Desde o momento que não existe uma dimensão mínima estabelecida para o espaço entre as poltronas de classe econômica as empresas estão livres para determinar os seus padrões. Como existem as alianças entre grupos de companhias que pretendem oferecer níveis de conforto parecidos, seguindo a hipótese de que os passageiros compartilhados devem receber um tratamento idêntico de cada uma delas, existe uma tendência de 32" ser uma dimensão mínima "universal" para o "pitch" entre as poltronas da classe econômica”..

No Brasil, a Anac ensaiou uma regulamentação para a distância entre poltronas através de um documento que foi submetido às empresas aéreas em meados de 2007. A dificuldade de adaptação aos requisitos criou uma reação negativa na indústria e o assunto ainda não teve uma regulamentação definitiva. Aos poucos as empresas adotam medidas mais racionais em função da própria competitividade, uma vez que o mercado ainda admite a entrada de novos operadores e um dos atrativos para seduzir os “desconfiados” consumidores é justamente flexibilizar o maior bem de consumo a bordo: o espaço.

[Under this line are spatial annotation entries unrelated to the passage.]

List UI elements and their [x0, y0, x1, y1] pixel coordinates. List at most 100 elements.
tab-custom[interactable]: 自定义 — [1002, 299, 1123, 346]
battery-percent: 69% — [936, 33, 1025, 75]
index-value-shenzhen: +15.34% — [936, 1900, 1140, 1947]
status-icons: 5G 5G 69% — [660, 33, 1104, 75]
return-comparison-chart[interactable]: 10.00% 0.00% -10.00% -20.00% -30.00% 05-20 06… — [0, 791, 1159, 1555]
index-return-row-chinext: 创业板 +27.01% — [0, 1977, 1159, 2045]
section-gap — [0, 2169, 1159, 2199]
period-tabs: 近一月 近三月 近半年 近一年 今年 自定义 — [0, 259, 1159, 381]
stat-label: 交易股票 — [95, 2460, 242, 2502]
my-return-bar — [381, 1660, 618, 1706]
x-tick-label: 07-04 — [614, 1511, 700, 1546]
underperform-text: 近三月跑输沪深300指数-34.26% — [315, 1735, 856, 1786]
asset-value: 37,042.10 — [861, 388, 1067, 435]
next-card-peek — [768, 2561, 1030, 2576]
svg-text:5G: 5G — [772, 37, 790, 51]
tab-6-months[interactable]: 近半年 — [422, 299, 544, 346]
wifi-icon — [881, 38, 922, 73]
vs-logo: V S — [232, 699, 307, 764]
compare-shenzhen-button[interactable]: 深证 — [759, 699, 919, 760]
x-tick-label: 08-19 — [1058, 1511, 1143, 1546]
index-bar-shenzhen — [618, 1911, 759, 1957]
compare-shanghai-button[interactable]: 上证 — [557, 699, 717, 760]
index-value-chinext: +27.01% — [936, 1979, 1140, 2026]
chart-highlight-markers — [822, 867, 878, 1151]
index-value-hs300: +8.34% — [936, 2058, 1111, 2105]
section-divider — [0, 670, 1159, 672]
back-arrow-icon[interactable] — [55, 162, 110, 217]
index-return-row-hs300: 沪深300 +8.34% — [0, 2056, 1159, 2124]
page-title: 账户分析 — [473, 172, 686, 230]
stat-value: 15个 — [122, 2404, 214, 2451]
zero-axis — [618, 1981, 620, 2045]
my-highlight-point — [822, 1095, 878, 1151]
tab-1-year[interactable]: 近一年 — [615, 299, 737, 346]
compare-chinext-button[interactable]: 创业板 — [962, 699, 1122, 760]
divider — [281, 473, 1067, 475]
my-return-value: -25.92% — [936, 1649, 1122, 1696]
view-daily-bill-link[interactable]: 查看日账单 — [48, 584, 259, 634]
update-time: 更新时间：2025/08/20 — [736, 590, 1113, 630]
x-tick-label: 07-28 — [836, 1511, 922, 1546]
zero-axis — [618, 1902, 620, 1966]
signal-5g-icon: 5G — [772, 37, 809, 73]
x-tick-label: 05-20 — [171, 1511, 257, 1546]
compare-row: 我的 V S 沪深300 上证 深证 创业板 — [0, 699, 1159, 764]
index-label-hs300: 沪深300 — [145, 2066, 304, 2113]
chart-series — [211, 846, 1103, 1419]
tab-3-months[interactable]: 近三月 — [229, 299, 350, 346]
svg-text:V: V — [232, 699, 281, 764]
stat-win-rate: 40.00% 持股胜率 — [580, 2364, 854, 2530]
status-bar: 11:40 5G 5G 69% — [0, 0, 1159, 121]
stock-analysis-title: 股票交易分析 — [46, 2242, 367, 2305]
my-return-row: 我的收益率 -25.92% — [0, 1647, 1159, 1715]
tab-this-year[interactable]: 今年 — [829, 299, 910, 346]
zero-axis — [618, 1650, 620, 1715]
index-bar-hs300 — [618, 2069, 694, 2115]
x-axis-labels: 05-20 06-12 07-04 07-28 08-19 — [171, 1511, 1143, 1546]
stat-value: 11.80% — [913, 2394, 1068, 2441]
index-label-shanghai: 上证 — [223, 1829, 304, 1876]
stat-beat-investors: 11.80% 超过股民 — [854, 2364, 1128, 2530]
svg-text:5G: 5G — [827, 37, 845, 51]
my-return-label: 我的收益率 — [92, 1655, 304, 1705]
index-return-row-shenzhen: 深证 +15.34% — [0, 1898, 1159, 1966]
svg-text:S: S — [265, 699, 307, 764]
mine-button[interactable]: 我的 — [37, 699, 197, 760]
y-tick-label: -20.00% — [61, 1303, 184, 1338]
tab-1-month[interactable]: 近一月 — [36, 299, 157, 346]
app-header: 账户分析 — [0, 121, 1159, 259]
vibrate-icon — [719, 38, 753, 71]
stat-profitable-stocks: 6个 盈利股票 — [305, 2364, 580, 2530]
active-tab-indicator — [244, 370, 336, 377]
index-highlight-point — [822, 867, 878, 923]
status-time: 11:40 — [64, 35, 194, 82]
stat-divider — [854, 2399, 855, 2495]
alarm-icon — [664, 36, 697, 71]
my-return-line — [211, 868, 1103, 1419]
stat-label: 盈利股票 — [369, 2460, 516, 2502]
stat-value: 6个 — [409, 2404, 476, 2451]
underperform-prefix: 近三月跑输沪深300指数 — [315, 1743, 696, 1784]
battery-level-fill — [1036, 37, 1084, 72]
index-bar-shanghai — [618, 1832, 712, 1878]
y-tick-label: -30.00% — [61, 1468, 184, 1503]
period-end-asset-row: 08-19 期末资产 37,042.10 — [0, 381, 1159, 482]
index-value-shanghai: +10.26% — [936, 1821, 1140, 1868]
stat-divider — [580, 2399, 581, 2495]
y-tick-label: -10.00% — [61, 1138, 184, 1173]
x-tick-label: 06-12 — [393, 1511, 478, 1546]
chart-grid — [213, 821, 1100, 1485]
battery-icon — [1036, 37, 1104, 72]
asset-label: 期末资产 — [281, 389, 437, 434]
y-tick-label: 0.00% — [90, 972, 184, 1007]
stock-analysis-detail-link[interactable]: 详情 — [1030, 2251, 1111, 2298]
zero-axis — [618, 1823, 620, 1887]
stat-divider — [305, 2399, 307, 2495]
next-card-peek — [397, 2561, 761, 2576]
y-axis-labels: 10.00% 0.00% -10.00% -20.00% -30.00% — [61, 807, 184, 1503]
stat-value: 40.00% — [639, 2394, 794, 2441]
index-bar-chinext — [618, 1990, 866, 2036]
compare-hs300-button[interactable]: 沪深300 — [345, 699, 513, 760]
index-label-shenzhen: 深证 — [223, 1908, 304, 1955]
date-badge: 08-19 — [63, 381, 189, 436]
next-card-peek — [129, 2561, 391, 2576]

O esforço em tentar desenvolver um produto ergonomicamente melhor tem sido 'sabotado' pelos administradores das empresas aéreas. Os fabricantes de poltronas de classe econômica têm se esforçado na melhoria do conforto do assento propriamente dito. Todos, sem exceção, recorrem a escritórios de design para desenvolver os projetos, cada vez mais anatômicos e visando atender os requisitos ergonômicos de percentis múltiplos, como é o universo dos passageiros de avião. Na contramão disso tudo vem o gerente de Yield (rentabilidade) das empresas com uma equação mágica onde o aumento da oferta de assentos é a única solução para os problemas de 'pricing', 'load factor' e 'breakeven' dos vôos. Questões subjetivas como conforto, atratividade, concorrência, satisfação do cliente e outras que fazem parte do vocabulário de quem desenvolve produtos simplesmente deixam de existir quando se tenta argumentar com quem somente enxerga a frieza dos números...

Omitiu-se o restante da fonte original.